Publication
Article
The beat on the people, devices and companies shaping healthcare.
1
Are physicians finally ready to embrace the EHR?
It’s a gradual thing, although from our perspective, it’s picking up. The issue has been that physicians look at EHRs and see a one-size-fits-all product; they say “this doesn’t meet any of my needs. I don’t want to practice medicine as a cardiologist the same way an orthopedic surgeon does.” Our approach has been that nobody’s going to buy an EHR unless it’s specialty-specific.
2 A RemedyMD press release claims that “the healthcare industry is severely restricted by siloed medical data that does not provide a holistic view of patients’ health.” What do you mean by that?
Right now, the data people have access to is typically one-dimensional. If you’re seeing a doctor, if you’re lucky, you’ll have the record of your previous visits. But you don’t have visits to other doctors or hospitals. We take a 360-degree view of the patient, aggregating 10 dimensions of data so we really can get a holistic view and recognize patterns. For our patients, we have specialty-specific information and hospital information. We track research data, and we add that to a patient’s profile. If a patient’s characteristics place them as part of a research project cohort, we track that cohort. That turns out to be very enlightening, because we try to extrapolate what other characteristics of the cohort apply to them. Then, we start adding metabolic, genotypic, proteomic, microarray, claims, and heredity data. Once you aggregate all of those in the product we call Mosaic, patterns begin to emerge.
3 RemedyMD’s SMART Platform has built-in features that enable payers and others to track outcomes; is this going to be a key part of all EHR technology as we move into the era of P4P?
A better description for pay-forperformance would be pay-for-compliance with specified procedures, because very few people can measure performance, so they measure compliance. That’s a first step, but the next step is measuring outcomes, and then infl uencing outcomes. What we’ve built is the decision-support engine that uses all this data we collect and helps provide the information to make decisions. Our theory is that better decisions inexorably lead to better outcomes. I think the idea of pay-for-performance without decision support is not going to get anywhere.
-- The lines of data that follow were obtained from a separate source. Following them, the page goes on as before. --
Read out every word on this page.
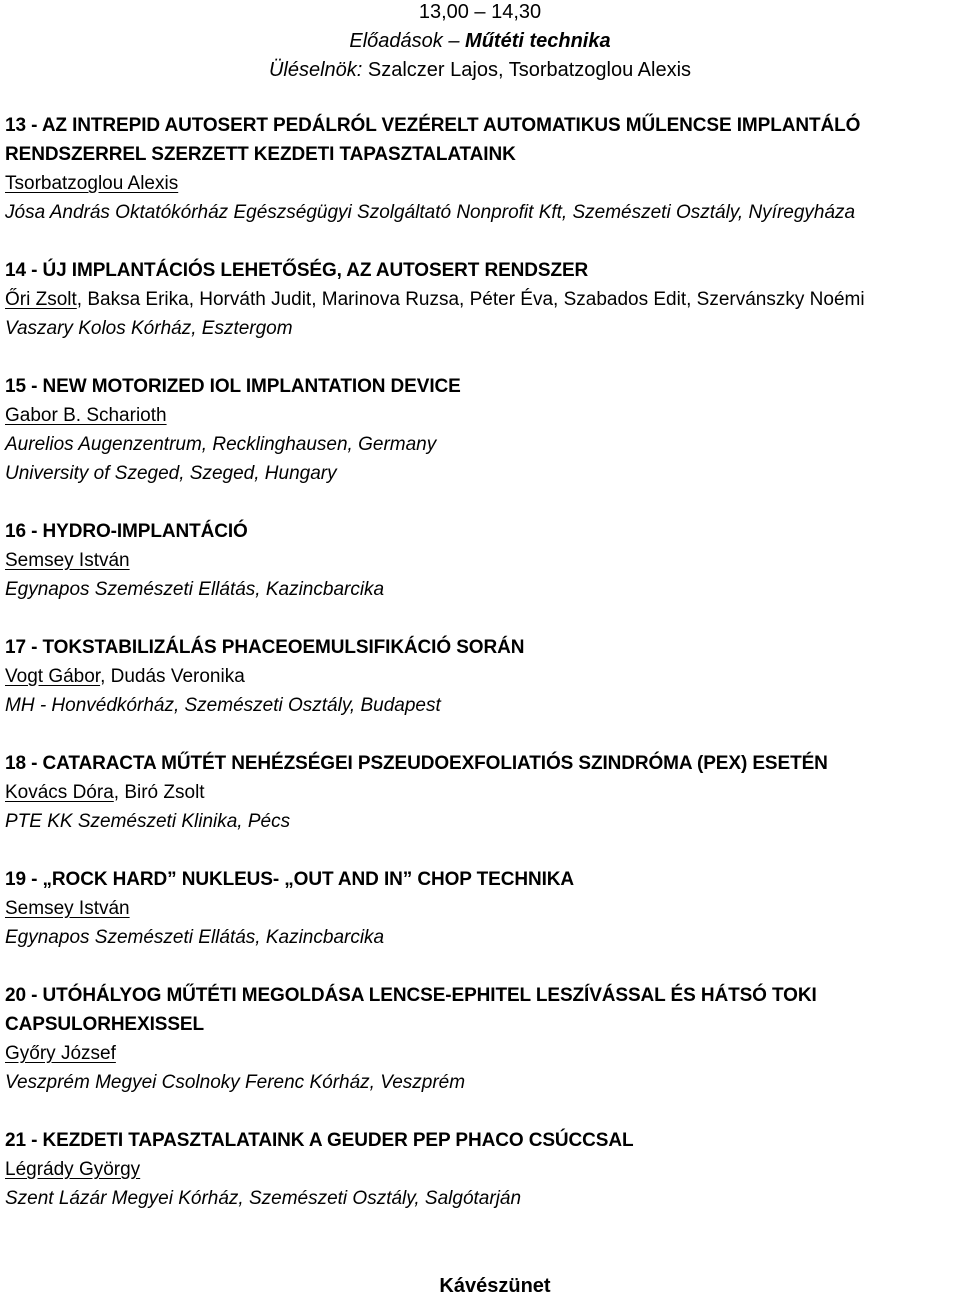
13,00 – 14,30
Előadások – Műtéti technika
Üléselnök: Szalczer Lajos, Tsorbatzoglou Alexis
13 - AZ INTREPID AUTOSERT PEDÁLRÓL VEZÉRELT AUTOMATIKUS MŰLENCSE IMPLANTÁLÓ RENDSZERREL SZERZETT KEZDETI TAPASZTALATAINK
Tsorbatzoglou Alexis
Jósa András Oktatókórház Egészségügyi Szolgáltató Nonprofit Kft, Szemészeti Osztály, Nyíregyháza
14 - ÚJ IMPLANTÁCIÓS LEHETŐSÉG, AZ AUTOSERT RENDSZER
Őri Zsolt, Baksa Erika, Horváth Judit, Marinova Ruzsa, Péter Éva, Szabados Edit, Szervánszky Noémi
Vaszary Kolos Kórház, Esztergom
15 - NEW MOTORIZED IOL IMPLANTATION DEVICE
Gabor B. Scharioth
Aurelios Augenzentrum, Recklinghausen, Germany
University of Szeged, Szeged, Hungary
16 - HYDRO-IMPLANTÁCIÓ
Semsey István
Egynapos Szemészeti Ellátás, Kazincbarcika
17 - TOKSTABILIZÁLÁS PHACEOEMULSIFIKÁCIÓ SORÁN
Vogt Gábor, Dudás Veronika
MH - Honvédkórház, Szemészeti Osztály, Budapest
18 - CATARACTA MŰTÉT NEHÉZSÉGEI PSZEUDOEXFOLIATIÓS SZINDRÓMA (PEX) ESETÉN
Kovács Dóra, Biró Zsolt
PTE KK Szemészeti Klinika, Pécs
19 - „ROCK HARD” NUKLEUS- „OUT AND IN” CHOP TECHNIKA
Semsey István
Egynapos Szemészeti Ellátás, Kazincbarcika
20 - UTÓHÁLYOG MŰTÉTI MEGOLDÁSA LENCSE-EPHITEL LESZÍVÁSSAL ÉS HÁTSÓ TOKI CAPSULORHEXISSEL
Győry József
Veszprém Megyei Csolnoky Ferenc Kórház, Veszprém
21 - KEZDETI TAPASZTALATAINK A GEUDER PEP PHACO CSÚCCSAL
Légrády György
Szent Lázár Megyei Kórház, Szemészeti Osztály, Salgótarján
Kávészünet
4 Why did RemedyMD decide on a Web-based EHR, rather than a system that relies on local servers?
The benefits of being able to have on-demand, anytime access, backed up without having to pay attention or having to buy or upgrade the hardware or hire a network administrator—you just plug it in and go—are compelling. In fact, we have several partners who are actively working with us to Web-enable their existing systems. What they found is that they could actually rebuild their practice management applications using our platform (SMART) for less money than they can Web-enable their old applications.
5 Where does the patient fit into everything you’ve discussed?
We created a patient portal called My Health Manager, not knowing how many patients would use it; we have about 170,000 who have. Many of those are using it daily to journal their habits. The only way to really monitor outcomes, unless you want to have a doctor who practically calls the patients every day, is to have patients be able to record outcomes. In other words, it’s not important whether they fill the prescription. It’s not even important whether the doctor wrote the right prescription. What’s important is whether the patient takes the prescription and how they feel after a week or two or six. And everything we built is tethered, so the doctor can log on every day to the patient’s record to see trends and discuss them with the patient.
It’s also important from a decision-support standpoint. We want to be able to recommend an intervention when a patient is still doing pretty well but we’ve recognized a pattern. If we can intervene early, then the benefits to the system are dramatic. Too many people are focused on transferring costs. The only real way to wring costs out of the system is to be able to dramatically improve and influence outcomes. If the healthcare industry had the decision-support and pattern recognition architecture that exists in Wall Street today, it would solve the entire healthcare costs problem. The whole basis for arbitrage is pattern recognition, and proactively taking actions before things happen. That’s the quest we’re after.